Regional Cancer Centres in Sweden fund development of long-read sequencing for cancer diagnostics
The Regional Cancer Centres in Sweden recently conducted a call for projects aiming to improve cancer care. Clinical Genomics (CG) Uppsala will play a major role in a project focusing on implementation of long-read sequencing for diagnostics of leukemias and inherited cancer.

Photo: Ida Höijer
Advanced genetic characterization is important for cancer diagnostics. The increasing availability of personalized treatments demands rapid and high-quality diagnostics to determine which patients that would benefit from the targeted treatment. While current genetic diagnostics is mainly performed using short-read sequencing, long-read sequencing can offer both faster and more accurate genetic profiling.
With short-read sequencing technologies, it is difficult to analyze repeated regions in the genome, where pathogenic copy number variations, structural variants, and expansions occur frequently. Rapid technology development in recent years has resulted in high-quality and relatively cost-effective methods for long-read sequencing that are suitable for clinical applications, says Ida Höijer, expert in long-read sequencing technologies at CG Uppsala and the National Genomics Infrastructure.
The granted project has two major aims:
- Shorten the turnaround time for genetic investigation of leukemias from the current 4-6 weeks to 1-3 weeks.
- Improve the diagnostics of hereditary cancer to identify more individuals carrying congenital mutations.

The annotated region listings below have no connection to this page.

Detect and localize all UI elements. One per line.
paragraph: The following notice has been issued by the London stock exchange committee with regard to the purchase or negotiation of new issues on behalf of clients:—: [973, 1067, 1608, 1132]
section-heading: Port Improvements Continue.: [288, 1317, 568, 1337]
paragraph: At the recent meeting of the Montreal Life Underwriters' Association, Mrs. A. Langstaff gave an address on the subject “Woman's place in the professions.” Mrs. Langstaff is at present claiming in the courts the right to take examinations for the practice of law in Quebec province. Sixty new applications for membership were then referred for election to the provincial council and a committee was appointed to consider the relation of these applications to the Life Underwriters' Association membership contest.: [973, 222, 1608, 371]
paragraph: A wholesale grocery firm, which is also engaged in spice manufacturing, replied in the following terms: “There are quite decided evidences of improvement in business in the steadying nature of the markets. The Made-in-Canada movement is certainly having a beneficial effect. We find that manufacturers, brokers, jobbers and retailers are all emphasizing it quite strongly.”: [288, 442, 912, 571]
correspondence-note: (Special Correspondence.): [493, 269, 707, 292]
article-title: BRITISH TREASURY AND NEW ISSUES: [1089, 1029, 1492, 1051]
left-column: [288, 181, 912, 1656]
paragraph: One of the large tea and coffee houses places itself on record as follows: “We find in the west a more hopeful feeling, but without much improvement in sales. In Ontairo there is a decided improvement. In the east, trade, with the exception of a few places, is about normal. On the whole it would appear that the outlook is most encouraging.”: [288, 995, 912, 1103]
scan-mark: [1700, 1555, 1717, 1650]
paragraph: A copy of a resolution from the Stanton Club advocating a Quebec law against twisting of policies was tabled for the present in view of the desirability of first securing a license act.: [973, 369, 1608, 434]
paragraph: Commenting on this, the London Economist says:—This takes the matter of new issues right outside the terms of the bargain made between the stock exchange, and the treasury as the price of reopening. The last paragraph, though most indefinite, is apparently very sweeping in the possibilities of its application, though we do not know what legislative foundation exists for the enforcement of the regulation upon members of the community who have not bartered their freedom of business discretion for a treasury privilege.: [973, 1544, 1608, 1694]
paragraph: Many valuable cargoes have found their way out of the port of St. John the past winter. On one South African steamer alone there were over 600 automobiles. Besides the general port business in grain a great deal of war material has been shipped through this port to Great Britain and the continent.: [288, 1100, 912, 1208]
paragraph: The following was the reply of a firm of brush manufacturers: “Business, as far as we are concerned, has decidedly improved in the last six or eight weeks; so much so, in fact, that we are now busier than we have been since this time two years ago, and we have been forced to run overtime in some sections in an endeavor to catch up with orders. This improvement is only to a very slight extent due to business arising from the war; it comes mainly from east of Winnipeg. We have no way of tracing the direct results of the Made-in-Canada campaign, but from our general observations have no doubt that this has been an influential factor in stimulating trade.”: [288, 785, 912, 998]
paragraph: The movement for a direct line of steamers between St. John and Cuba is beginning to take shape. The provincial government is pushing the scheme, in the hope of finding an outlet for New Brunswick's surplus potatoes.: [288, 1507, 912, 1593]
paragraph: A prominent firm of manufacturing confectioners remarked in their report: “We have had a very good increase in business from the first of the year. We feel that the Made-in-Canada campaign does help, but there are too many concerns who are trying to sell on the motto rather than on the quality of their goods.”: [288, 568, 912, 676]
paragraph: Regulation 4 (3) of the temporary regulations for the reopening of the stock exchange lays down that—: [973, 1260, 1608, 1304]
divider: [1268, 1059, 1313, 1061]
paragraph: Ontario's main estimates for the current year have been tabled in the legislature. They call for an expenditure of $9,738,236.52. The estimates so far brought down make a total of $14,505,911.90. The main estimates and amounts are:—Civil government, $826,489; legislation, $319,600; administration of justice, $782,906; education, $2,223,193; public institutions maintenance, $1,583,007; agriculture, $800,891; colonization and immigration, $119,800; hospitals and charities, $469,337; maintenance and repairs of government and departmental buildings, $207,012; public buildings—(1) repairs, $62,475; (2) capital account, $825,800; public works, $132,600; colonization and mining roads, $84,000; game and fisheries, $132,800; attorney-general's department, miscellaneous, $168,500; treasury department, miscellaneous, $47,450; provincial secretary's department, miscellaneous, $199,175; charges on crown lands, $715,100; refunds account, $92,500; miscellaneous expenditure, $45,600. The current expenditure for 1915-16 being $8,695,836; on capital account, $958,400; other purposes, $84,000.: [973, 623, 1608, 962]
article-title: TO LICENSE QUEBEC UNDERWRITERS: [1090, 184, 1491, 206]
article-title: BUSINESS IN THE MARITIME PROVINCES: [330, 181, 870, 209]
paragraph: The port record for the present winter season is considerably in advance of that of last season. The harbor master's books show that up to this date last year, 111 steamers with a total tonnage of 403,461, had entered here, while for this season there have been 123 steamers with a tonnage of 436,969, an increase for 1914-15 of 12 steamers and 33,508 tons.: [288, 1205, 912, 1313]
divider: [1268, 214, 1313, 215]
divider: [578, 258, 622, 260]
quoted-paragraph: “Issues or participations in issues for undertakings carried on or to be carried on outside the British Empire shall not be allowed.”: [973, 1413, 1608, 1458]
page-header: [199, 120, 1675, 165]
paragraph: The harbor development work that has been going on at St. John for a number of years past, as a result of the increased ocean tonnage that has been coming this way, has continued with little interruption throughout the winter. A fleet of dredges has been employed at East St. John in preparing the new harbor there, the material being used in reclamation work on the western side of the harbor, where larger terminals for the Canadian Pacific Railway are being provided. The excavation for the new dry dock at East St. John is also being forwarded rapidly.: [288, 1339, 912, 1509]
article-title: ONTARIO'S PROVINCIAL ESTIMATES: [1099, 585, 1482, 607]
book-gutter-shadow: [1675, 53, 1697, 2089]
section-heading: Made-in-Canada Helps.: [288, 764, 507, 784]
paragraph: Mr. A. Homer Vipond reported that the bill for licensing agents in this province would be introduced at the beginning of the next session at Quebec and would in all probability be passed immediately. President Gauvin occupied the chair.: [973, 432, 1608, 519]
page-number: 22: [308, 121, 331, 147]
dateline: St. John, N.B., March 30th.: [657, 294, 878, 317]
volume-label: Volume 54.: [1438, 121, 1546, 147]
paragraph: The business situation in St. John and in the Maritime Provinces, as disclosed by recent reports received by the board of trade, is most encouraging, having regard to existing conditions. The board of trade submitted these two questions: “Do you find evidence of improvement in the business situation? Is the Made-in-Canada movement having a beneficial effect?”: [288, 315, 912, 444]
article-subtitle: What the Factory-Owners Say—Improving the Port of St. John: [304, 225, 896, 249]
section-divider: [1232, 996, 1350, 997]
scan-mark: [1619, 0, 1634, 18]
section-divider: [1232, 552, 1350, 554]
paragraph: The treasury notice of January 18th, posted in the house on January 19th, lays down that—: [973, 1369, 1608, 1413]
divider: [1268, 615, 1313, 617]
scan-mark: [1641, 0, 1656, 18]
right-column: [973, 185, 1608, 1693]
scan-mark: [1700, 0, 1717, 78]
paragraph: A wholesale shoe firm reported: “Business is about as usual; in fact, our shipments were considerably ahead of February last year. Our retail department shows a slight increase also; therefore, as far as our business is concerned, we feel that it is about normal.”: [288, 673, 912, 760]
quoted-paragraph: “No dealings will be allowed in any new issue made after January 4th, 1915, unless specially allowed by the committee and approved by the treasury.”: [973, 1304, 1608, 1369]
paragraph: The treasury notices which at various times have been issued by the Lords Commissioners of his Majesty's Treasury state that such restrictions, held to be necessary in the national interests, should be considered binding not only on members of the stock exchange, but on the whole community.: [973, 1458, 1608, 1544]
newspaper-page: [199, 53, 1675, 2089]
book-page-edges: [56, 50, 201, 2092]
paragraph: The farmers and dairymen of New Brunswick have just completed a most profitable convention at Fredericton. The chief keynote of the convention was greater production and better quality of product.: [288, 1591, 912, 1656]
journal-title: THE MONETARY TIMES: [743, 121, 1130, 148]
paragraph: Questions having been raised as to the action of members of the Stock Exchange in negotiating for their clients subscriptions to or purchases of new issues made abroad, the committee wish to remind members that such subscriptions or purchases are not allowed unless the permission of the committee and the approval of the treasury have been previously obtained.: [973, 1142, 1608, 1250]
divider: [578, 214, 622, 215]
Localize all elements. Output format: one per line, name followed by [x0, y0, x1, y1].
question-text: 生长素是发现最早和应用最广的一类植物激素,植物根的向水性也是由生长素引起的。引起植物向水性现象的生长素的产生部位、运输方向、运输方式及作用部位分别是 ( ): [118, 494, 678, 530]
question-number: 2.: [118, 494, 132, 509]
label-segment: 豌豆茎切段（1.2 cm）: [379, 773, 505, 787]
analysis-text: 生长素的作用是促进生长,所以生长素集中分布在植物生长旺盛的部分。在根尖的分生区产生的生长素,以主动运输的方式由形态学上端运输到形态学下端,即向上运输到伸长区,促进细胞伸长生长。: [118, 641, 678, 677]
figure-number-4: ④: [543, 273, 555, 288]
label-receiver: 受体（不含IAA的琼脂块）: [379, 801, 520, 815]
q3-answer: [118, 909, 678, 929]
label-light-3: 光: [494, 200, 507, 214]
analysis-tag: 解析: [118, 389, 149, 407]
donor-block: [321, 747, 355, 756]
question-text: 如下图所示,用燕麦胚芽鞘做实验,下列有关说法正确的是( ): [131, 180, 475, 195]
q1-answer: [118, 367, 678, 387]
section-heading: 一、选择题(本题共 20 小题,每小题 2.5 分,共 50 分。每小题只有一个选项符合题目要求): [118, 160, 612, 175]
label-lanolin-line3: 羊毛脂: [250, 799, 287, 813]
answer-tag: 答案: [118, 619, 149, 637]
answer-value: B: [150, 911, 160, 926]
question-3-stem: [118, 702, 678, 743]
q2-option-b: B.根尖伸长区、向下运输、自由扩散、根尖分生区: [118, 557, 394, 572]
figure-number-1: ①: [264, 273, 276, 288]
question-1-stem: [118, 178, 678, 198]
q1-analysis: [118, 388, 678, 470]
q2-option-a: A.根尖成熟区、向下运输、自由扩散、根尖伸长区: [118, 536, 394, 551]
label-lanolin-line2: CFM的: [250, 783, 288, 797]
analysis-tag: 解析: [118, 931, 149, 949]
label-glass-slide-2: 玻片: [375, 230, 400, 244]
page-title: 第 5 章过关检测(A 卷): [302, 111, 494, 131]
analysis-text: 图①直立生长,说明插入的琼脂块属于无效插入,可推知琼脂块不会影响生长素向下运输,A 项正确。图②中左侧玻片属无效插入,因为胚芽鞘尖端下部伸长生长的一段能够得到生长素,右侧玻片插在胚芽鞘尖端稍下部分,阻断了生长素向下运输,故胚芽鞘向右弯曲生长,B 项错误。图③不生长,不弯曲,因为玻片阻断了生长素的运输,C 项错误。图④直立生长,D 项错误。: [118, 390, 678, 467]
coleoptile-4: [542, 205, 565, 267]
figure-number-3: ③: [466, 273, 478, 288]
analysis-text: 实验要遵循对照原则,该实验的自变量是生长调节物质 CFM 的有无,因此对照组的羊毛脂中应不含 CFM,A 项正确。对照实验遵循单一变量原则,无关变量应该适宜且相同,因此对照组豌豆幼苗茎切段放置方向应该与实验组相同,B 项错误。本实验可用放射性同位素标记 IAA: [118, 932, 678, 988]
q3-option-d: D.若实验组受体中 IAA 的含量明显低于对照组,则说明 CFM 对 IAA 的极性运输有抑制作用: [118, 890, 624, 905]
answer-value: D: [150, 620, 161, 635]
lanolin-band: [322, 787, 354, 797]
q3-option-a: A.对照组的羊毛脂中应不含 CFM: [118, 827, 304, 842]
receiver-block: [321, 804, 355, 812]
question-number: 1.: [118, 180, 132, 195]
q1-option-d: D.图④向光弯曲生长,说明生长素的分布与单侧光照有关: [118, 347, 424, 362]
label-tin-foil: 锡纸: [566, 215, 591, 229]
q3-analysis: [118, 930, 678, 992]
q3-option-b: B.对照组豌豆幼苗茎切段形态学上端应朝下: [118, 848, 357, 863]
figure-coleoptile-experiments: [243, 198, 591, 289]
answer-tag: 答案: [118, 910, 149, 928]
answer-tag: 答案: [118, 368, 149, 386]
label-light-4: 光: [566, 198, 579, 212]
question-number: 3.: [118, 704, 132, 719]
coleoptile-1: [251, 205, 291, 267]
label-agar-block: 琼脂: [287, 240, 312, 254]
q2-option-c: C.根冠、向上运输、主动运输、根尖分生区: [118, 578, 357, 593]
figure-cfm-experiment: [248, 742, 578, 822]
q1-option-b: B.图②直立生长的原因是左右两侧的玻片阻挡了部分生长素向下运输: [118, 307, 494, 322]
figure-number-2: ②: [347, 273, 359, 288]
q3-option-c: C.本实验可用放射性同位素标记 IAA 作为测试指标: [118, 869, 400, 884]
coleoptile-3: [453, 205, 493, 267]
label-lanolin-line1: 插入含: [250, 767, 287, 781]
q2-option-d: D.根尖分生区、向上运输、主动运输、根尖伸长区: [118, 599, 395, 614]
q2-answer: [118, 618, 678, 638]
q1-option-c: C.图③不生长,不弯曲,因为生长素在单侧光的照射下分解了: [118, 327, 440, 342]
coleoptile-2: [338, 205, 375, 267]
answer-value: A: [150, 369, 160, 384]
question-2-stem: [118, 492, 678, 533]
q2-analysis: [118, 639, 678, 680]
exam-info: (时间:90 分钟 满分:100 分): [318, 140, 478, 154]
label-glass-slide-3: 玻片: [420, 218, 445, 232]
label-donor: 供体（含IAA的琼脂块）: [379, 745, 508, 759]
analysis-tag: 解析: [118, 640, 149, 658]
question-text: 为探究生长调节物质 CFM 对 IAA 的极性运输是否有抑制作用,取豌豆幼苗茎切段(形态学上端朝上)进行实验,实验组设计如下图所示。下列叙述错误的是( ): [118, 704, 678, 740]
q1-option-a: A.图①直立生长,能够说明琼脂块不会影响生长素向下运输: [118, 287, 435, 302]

Faster diagnostics of leukemias will lead to more effective treatments, which will hopefully prolong survival. In hereditary cancer, we will be able to detect or exclude genetic variants that were previously unidentifiable. This will allow for family investigations, screening, and in the long run early detection of cancer in families that previously could not be given that opportunity, says Panagiotis Baliakas, senior consultant in hematology and clinical genetics and PI for the project.
CG Uppsala will also contribute to a project aiming to implement molecular classification of endometrial cancer using the GMS560 gene panel developed by Genomic Medicine Sweden and the national CG platform, led by Patrick Micke, that was funded in the same call.